Read example of past leaks online HERE.
What is done today? The book on Hadoop Security (online HERE) has 340 pages… Do you need to know more?
What really should be done? All configurations should be checked by a non-human eye. Period. This beast is far too complex.
Distributed file systems
Computers break. Did you ever lose files because of one computer failing, and backups were not a thing? What if the amount of data you are handling is so large that backups alone are not feasible any more? This is where distributed file systems like Hadoop shine. Setting up Hadoop is easy, securing it is not. Plus, there are more than five different ways to set up a Hadoop cluster, and each one of the ways may add nuances to securing it. Furthermore, one misconfiguration, and you are back at the original problem that one of your failed computer nodes was the only node with the data you tried to protect so dearly.
Information as Code (IaC) Tools
Cloud and cloud-like infrastructures are the future. To have resources at our fingertips and create reproducible environments has been a major driver of innovation and productivity in the last years. The good thing about it is: Everyone can obtain and manage compute resources. The bad thing about it is: Everyone can obtain and manage compute resources. People by-pass IT professionals, and with that best practices are by-passed. The most simple problem happens regularly: Someone exposes an internal service online, and people can then gain access to it. Using infrastructure as code (Kubernetes, Terraform, CloudFormation, Ansible, Chef, Puppet,…), managing infrastructure has become something that can be encoded, versioned, and validated pre-deployment.

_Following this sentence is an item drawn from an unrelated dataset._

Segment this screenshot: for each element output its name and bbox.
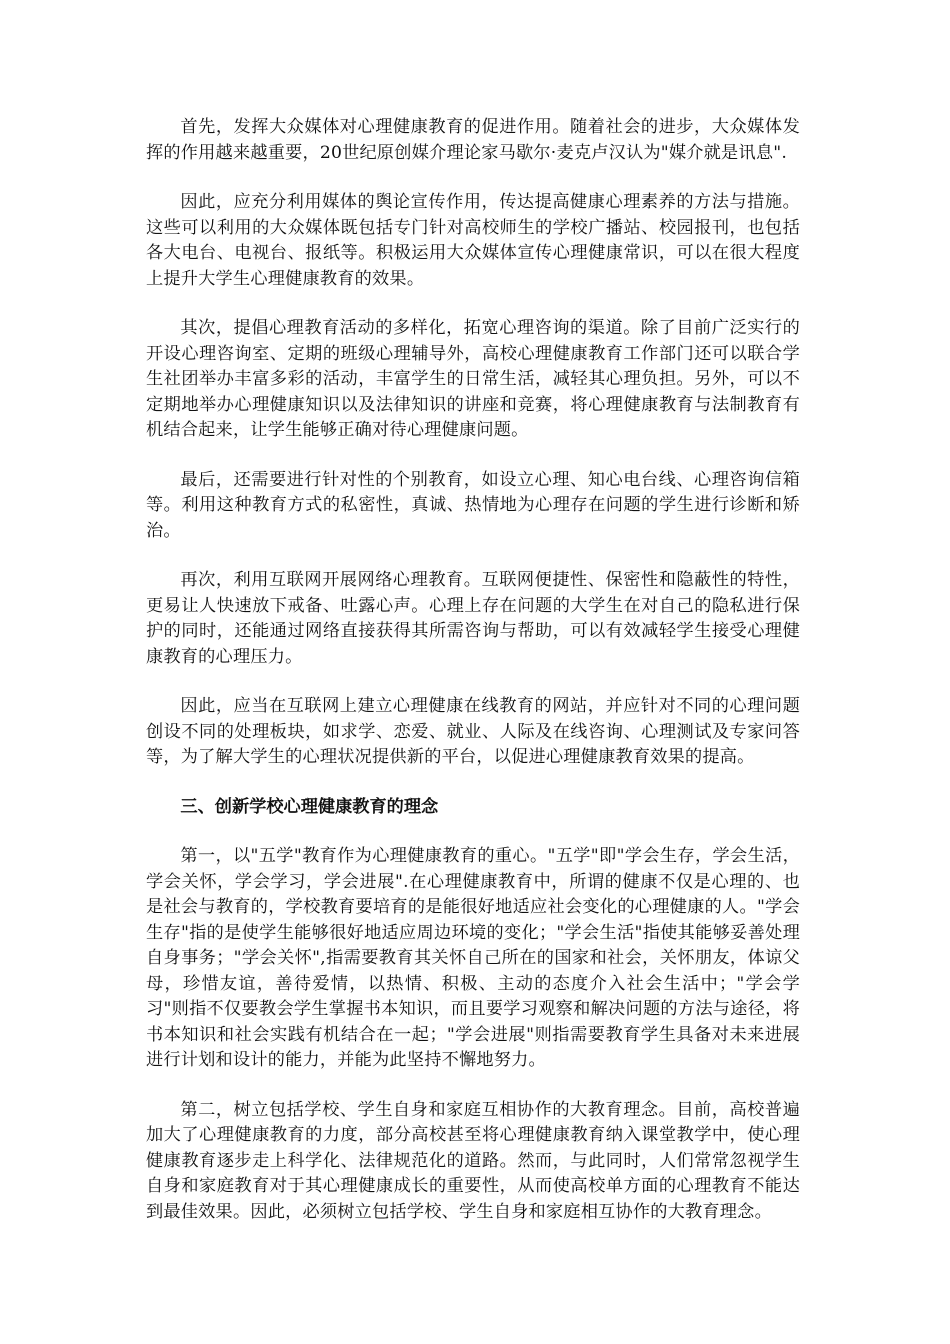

Today, a large number of different cloud monitoring solutions exist. These are mainly post-deployment, and either agent-based or analyze the state using APIs. For pre-deployment, there are checkers for the surface level of infrastructure as code files. These checkers do simple sanity checks for common known best practices on individual services.
The simple checks for parameters are a good starting point, but there is more to the story: Every piece of infrastructure that is deployed has also potentially different services installed inside, and these are configured as well. These configuration files may point to other configurations in the infrastructure, and the connection is not evident. To be able to define policies that span also the interconnection between services is what makes CoGuard unique. In this way, breach-paths can be detected pre-deployment.
Often disregarded as just the intermediary between content and browser, web servers can, if misconfigured, do great harm. Configuring them is an art itself, with many ways to doing things wrong. The most prominent web server based breach is Capital One in 2019, where a misconfigured web application firewall in the Apache web server allowed access to sensitive data.
What is done today? There are benchmarks for most of the web servers today, and people manually check the configurations. HOWEVER: Web server configuration files are almost like full programming languages. It does not suffice to just check if certain parameters are set. One needs to look into different contexts.
Instead, you really should be doing this. Web servers are your front door and your first line of defence. Have configuration checked and track if new configuration recommendations are posted. CoGuard can help you stay on top of this, and allow only minimal access through the page.